I’m glad I missed that era. It doesn’t even make sense in the Green Lantern world to pick a non-caring, self-absorbed asshole like that for the Corps.
The Lantern Corps are literally space cops. They get written as jerks kind of a lot.
Got it. My experience was from the Hal Jordan comics, and then the Green Lantern movie, where they were portrayed as very noble.
Fundamentally, the GL rings (which are kind of sentient) choose people who have tremendous willpower, as that’s the emotion/quality which a Green Lantern uses to wield a ring. My understanding is that the rings won’t choose someone who is flat-out evil or a criminal. Some Green Lanterns are heroic and noble (John Stewart, another GL from Earth, is arguably even more so than Hal is), while others are…less so.
They made Guy (who had been around, as a “backup” GL, since the late '60s) into a jerk in the 1980s “Justice League International” series, and that generally stuck. He’s loyal, he does generally do heroic things, and he does have great willpower…but he is also an ass.
Wasn’t it a running gag that all the ladies love Jimmy? I dunno if that’s a canonical thing, but they made an effort to show it, so at least they laid some groundwork to explain why Ms. Teschmacher would have hot pants for Jimmy.
Not enough willpower to not be an asshole, I guess.
Guy’s major plus is that he’s totally fearless. Sometimes you need someone like that. Is he an ass? Of course. Did he get one-punched by Batman? Yes he did. But he’s a lot more interesting because of it.
Since, at least, the Silver Age. While in pursuit of Lucy Lane, his efforts were often stymied by the beautiful women pursuing him.
One of the things I really enjoyed about this movie is the way it embraces the Silver Age zaniness of Superman - Krypto, the Superman robots, the Hall of Justice, pocket universes, kaiju Stitch, an evil clone of Superman, etc.
Perhaps in the sequel Jimmy Olson can get turned into a gorilla or we can get Kandor or Comet the Super-Horse or different colored kryptonites that give Superman weird rainbow powers.
I watched it on a plane trip on Sunday.

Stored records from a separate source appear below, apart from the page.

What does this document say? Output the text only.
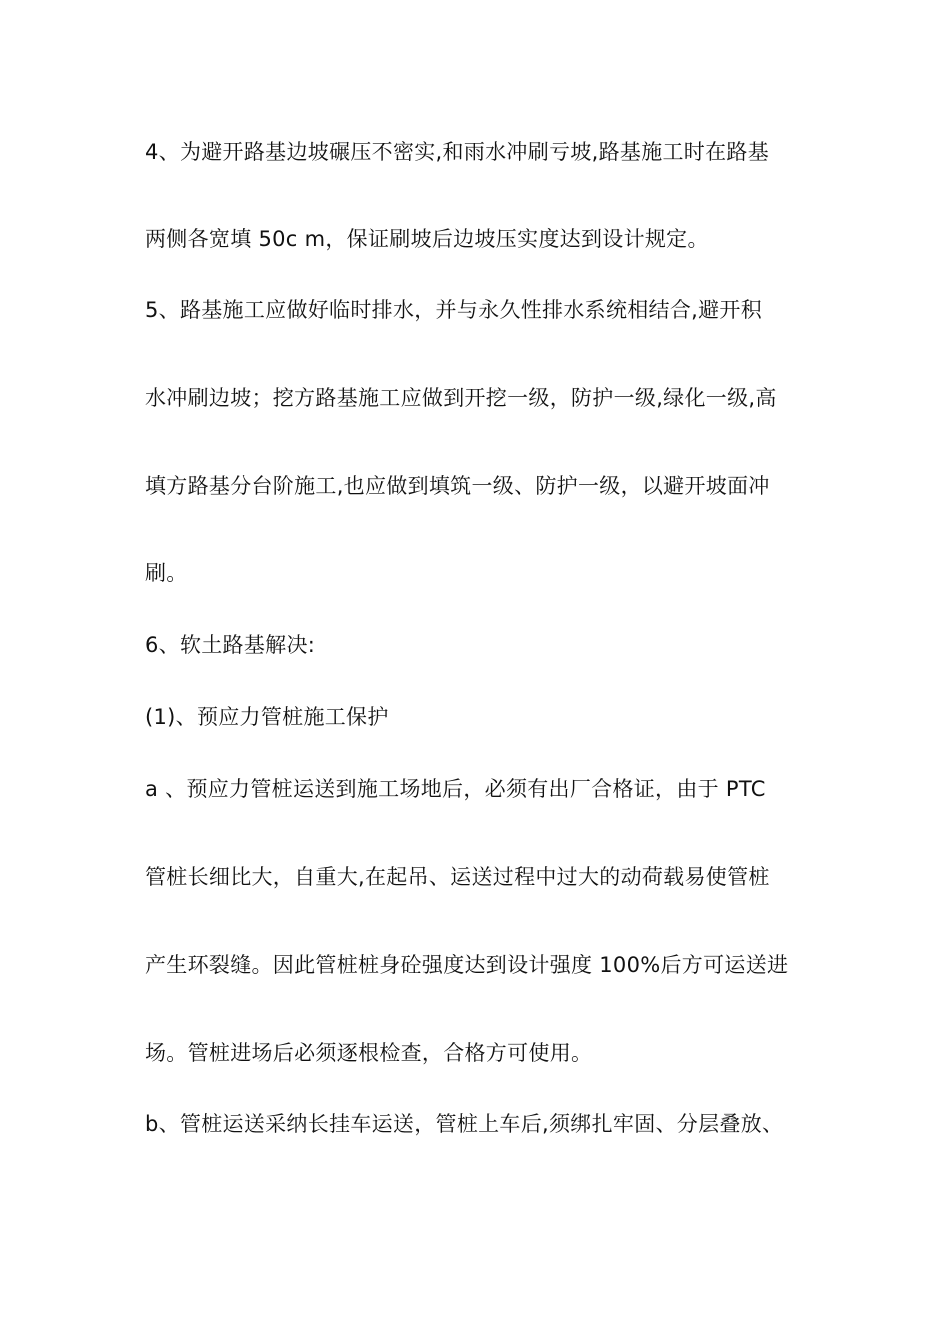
4、为避开路基边坡碾压不密实,和雨水冲刷亏坡,路基施工时在路基
两侧各宽填 50c m，保证刷坡后边坡压实度达到设计规定。
5、路基施工应做好临时排水，并与永久性排水系统相结合,避开积
水冲刷边坡；挖方路基施工应做到开挖一级，防护一级,绿化一级,高
填方路基分台阶施工,也应做到填筑一级、防护一级，以避开坡面冲
刷。
6、软土路基解决:
(1)、预应力管桩施工保护
a 、预应力管桩运送到施工场地后，必须有出厂合格证，由于 PTC
管桩长细比大，自重大,在起吊、运送过程中过大的动荷载易使管桩
产生环裂缝。因此管桩桩身砼强度达到设计强度 100%后方可运送进
场。管桩进场后必须逐根检查，合格方可使用。
b、管桩运送采纳长挂车运送，管桩上车后,须绑扎牢固、分层叠放、
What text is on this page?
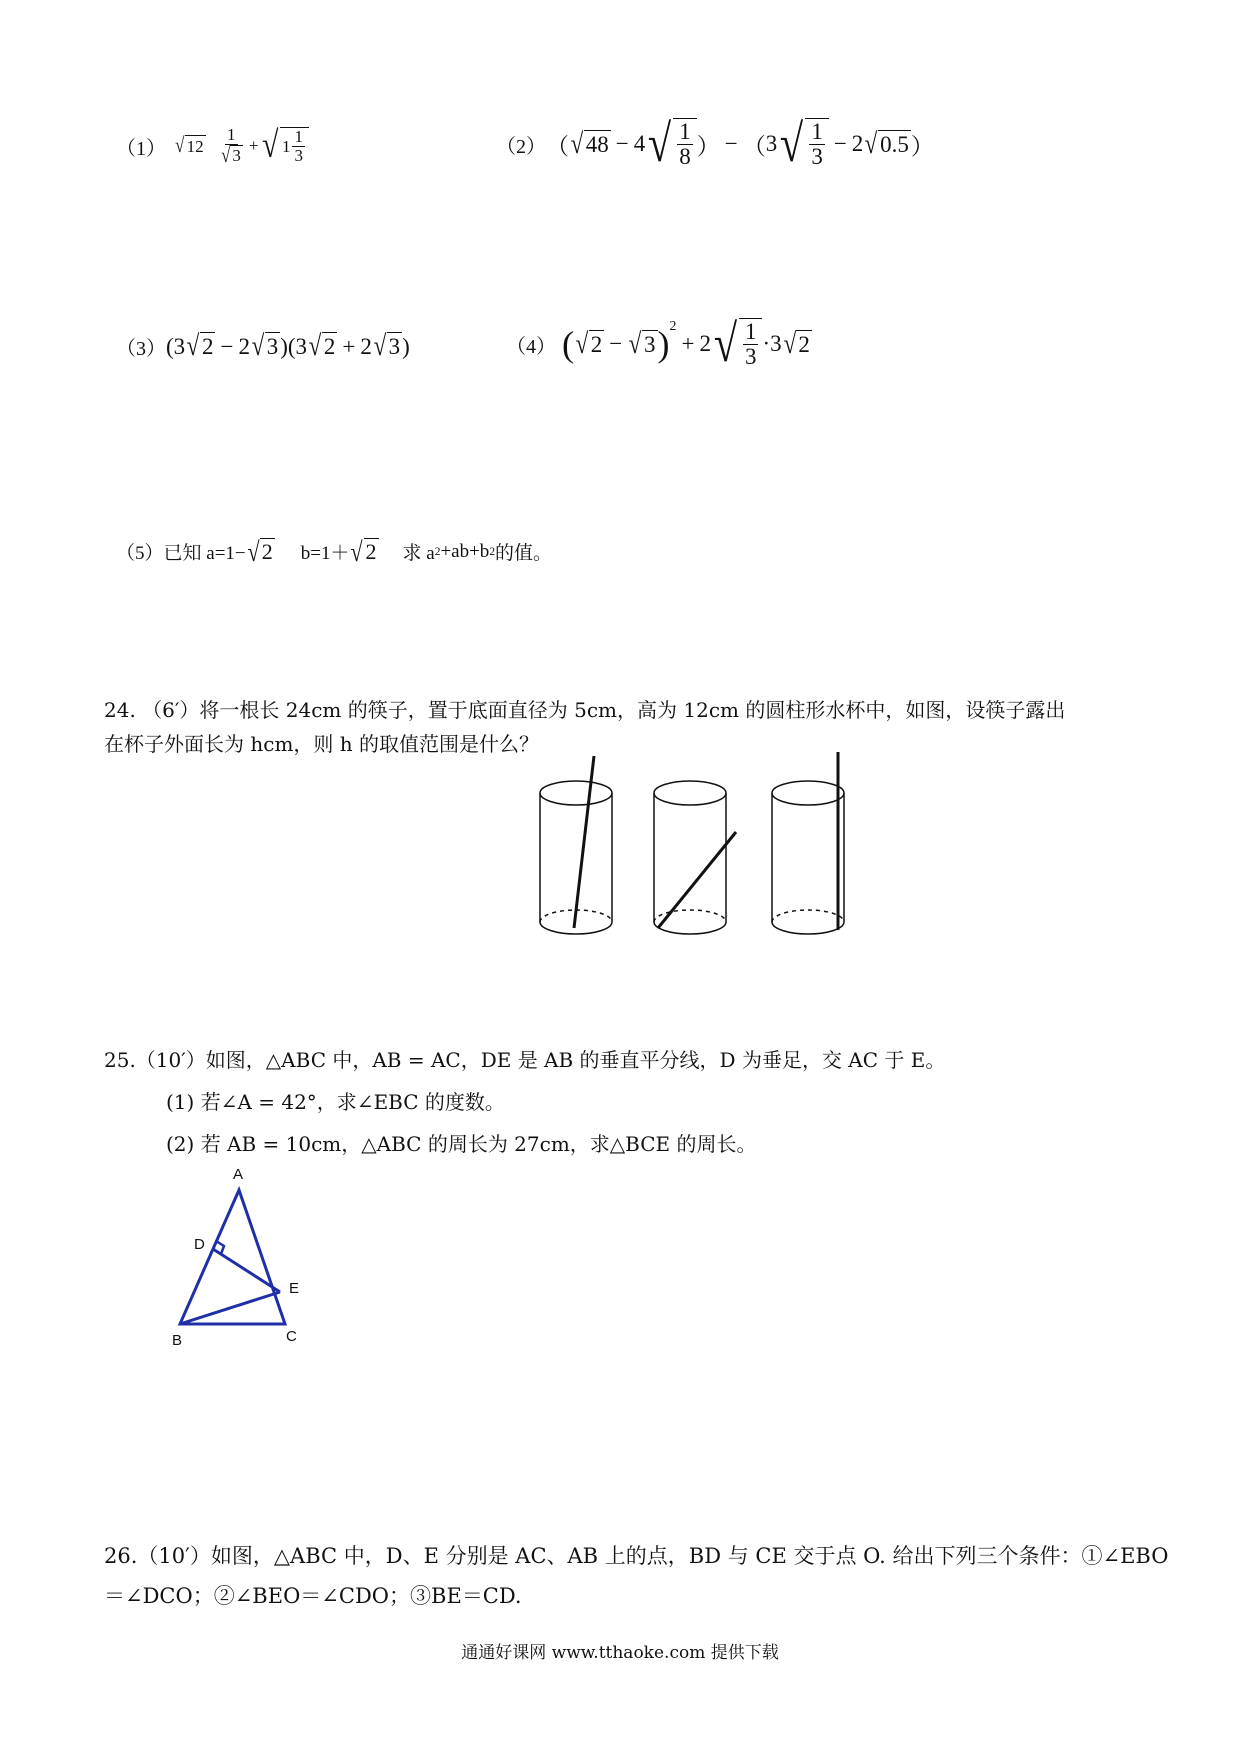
（1） √ 12
1
√ 3
+ √ 1 1
3	（2） （ √ 48 − 4 √ 1
8 ） − （ 3 √ 1
3
− 2 √ 0.5 ）
（3） ( 3 √ 2 − 2 √ 3 )( 3 √ 2 + 2 √ 3 )	（4） ( √ 2 − √ 3 )$^2$
+ 2 √ 1
3
· 3 √ 2
（5） 已知 a=1− √ 2 b=1＋ √ 2 求 a 2 +ab+b 2 的值。
24. （6′）将一根长 24cm 的筷子，置于底面直径为 5cm，高为 12cm 的圆柱形水杯中，如图，设筷子露出
在杯子外面长为 hcm，则 h 的取值范围是什么？
25.（10′）如图，△ABC 中，AB = AC，DE 是 AB 的垂直平分线，D 为垂足，交 AC 于 E。
(1) 若∠A = 42°，求∠EBC 的度数。
(2) 若 AB = 10cm，△ABC 的周长为 27cm，求△BCE 的周长。
A
D
E
B	C
26.（10′）如图，△ABC 中，D、E 分别是 AC、AB 上的点，BD 与 CE 交于点 O. 给出下列三个条件：①∠EBO
＝∠DCO；②∠BEO＝∠CDO；③BE＝CD.
通通好课网 www.tthaoke.com 提供下载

It was enjoyable, and I really like some of the choices they made, but it’s not really a top notch movie in my eyes. A lot of things were introduced that a non-comic fan would miss, and that comic fans probably have mixed emotions about.
All that being said, I’m expecting to watch the next one.
But he’s supposed to just be “Your Friendly Neighborhood Spider-Man”…
That’s one reason I usually like the original version of superheroes. They start out with real personalities, and real problems (one reason Spidey stood out, especially to kids raised on Superman).
And even Supes started out fighting corrupt businessmen and mob bosses. None of whom were building satellites with giant slingshots to destroy the moon…
What? You didn’t like Super-Knitting?
Even as a kid, I hated the comics where he’d perform brain surgery after skimming a dozen books (“Your Scalpel: Use The Pointy End”?)
And how the hell did Super-Ventriliquism work? People would hear the bad guy’s voice shouting orders from the opposite direction…
The list got more and more absurd in the Silver Age…
One reason why I like the 1978 Superman, is that he does just that to start.
I mean, Lex Luthor is fundamentally just a corrupt businessman writ large.
I’ve seen pointed out a few times that Superman and Batman should swap archnemeses. Superman could fly the Joker to a prison on the Moon with no guards for him to corrupt, and Batman could use his detective skills and knowledge of high finance to find the evidence that nails Luthor to the wall.
Executing Mali seemed out of character for Luthor as portrayed in this movie, but he’s obviously willing to kill many people to get his way.
That was very enjoyable.
You’ll be happy to know that they’re developing a Jimmy Olsen spin-off series, and the main antagonist will be General Grodd.
Isn’t Grodd more of a Flash baddie?
Yeah, the constant deus ex machina of Superman revealing some heretofore-unknown-power in every story to get out of a bind really made a lot of those stories worse than they needed to be. It didn’t help that even with his super-brain he constantly found himself in ridiculously stupid situations he should have seen from a mile away.
As I think I mentioned previously, I liked that in Byrne’s Man of Steel era he at least tried to inject some semblance of plausibility. No more super-intelligence, no indestructible costume (instead I think Clark projected some sort of near-field forcefield that protected his clothing? A good way to explain away why he ran around in his undies.)
Also I think Byrne was the first to propose a “levitation field” that lets Clark fly with monstrously heavy objects without the object just snapping/breaking at the point of contact.